Was er mir nicht gesagt hat? Dass seine Definition von kleine Party knapp hundert Menschen umfasst.

Das ganze Haus ist mit tanzenden und grölenden jungen Erwachsenen gefüllt. Eine Mischung aus Rauch, Alkohol und Schweiß liegt in der Luft, die sich mit den wummernden Bässen der Musik vereint.

Wohin ich auch schaue, überall sind lachende Menschen zu sehen, die diesen Abend genießen.

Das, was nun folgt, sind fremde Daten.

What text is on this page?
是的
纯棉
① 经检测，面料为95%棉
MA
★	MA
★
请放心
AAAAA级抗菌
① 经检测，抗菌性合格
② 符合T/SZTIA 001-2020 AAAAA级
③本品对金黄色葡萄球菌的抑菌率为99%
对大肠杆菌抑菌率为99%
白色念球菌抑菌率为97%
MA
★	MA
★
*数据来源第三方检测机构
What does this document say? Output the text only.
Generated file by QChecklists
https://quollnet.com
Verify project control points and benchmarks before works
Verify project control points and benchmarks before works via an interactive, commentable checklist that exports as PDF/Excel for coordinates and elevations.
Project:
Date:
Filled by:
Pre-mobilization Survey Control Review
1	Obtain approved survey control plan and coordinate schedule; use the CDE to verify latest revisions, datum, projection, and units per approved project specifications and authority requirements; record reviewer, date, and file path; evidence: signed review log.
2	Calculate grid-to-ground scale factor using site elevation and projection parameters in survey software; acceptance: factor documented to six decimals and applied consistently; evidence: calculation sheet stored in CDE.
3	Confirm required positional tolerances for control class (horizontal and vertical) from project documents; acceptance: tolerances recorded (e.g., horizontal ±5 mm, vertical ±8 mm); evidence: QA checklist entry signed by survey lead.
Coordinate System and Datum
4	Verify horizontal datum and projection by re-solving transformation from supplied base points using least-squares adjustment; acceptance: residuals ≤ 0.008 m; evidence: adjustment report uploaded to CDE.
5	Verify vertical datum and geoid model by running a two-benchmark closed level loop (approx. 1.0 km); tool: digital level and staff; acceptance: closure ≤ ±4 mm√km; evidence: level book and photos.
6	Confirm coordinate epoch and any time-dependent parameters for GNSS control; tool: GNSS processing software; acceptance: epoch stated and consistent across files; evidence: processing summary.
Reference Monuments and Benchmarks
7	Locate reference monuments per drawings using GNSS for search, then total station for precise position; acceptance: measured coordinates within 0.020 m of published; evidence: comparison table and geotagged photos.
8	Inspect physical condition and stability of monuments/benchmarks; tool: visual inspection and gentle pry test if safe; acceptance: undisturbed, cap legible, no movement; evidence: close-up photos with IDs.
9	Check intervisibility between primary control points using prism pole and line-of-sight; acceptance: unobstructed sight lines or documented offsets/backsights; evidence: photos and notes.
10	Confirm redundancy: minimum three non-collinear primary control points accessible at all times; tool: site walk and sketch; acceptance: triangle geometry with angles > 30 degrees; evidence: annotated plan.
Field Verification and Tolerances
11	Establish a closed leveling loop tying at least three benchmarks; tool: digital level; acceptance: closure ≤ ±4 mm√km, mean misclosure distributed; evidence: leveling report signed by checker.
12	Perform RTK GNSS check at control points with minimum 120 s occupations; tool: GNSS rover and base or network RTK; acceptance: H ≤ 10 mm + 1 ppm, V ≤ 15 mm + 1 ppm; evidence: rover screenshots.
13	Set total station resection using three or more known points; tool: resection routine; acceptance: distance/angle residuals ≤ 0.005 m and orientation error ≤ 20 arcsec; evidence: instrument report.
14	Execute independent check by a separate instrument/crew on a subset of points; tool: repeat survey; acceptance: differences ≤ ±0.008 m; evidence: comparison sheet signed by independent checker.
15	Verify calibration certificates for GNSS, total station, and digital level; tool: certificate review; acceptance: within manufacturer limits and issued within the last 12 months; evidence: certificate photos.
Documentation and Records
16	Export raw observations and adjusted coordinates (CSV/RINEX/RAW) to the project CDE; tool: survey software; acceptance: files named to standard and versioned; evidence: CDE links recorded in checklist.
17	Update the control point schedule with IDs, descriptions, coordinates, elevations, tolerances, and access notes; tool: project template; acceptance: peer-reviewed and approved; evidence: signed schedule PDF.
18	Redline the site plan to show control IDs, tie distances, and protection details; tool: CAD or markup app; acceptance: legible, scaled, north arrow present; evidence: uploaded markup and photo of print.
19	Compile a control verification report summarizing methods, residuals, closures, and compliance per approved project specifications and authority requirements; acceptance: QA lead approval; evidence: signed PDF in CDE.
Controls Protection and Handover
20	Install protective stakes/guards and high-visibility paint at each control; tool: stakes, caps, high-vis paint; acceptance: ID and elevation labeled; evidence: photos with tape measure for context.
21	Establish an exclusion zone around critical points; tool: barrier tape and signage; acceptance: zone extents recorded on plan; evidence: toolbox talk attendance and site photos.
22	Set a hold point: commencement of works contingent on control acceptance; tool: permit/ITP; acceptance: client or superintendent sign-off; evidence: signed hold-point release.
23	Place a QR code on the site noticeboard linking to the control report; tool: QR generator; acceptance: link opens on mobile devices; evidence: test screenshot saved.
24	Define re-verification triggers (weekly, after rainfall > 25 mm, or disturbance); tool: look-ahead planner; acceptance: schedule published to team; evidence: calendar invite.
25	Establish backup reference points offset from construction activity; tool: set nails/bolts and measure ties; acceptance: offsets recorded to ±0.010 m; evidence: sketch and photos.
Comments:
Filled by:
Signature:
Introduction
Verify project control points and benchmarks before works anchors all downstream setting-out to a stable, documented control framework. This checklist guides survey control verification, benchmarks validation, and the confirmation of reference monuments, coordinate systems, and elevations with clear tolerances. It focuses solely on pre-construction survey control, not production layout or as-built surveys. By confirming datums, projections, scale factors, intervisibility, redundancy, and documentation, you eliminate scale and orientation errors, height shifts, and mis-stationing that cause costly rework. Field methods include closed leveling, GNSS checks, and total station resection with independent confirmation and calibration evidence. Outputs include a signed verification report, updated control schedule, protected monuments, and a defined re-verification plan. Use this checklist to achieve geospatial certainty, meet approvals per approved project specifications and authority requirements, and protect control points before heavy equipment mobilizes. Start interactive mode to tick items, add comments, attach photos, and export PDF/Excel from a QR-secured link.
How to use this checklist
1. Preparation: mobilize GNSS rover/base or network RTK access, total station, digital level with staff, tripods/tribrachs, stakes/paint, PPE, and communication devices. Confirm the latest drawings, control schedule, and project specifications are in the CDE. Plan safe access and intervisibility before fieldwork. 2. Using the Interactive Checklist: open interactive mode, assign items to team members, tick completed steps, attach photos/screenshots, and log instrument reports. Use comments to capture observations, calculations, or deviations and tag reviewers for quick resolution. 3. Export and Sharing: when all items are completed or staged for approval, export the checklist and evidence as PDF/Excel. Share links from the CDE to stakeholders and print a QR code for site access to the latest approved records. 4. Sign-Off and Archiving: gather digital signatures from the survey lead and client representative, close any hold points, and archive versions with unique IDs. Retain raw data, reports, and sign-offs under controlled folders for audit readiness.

Anscheinend bin ich die Einzige, die sich nicht entspannen kann, da ich ständig darauf achte, dass keine Vasen umgestoßen oder andere Gegenstände zerstört werden.

Raves Eltern würden ihn umbringen, wenn das Haus morgen einem Schrottplatz gleichen sollte.

Fast einen Monat lang musste mein Freund seine Eltern anbetteln, seine Geburtstagsparty bei sich zu Hause feiern zu dürfen. Voraussetzung dafür war jedoch, dass das Haus am nächsten Tag wie neu aussieht und jeder zerstörte Gegenstand von Rave ersetzt wird.

„Da bist du ja, Mabel", reißt mich der Junge aus meinen Gedanken in die Realität zurück. „Amüsierst du dich schön?"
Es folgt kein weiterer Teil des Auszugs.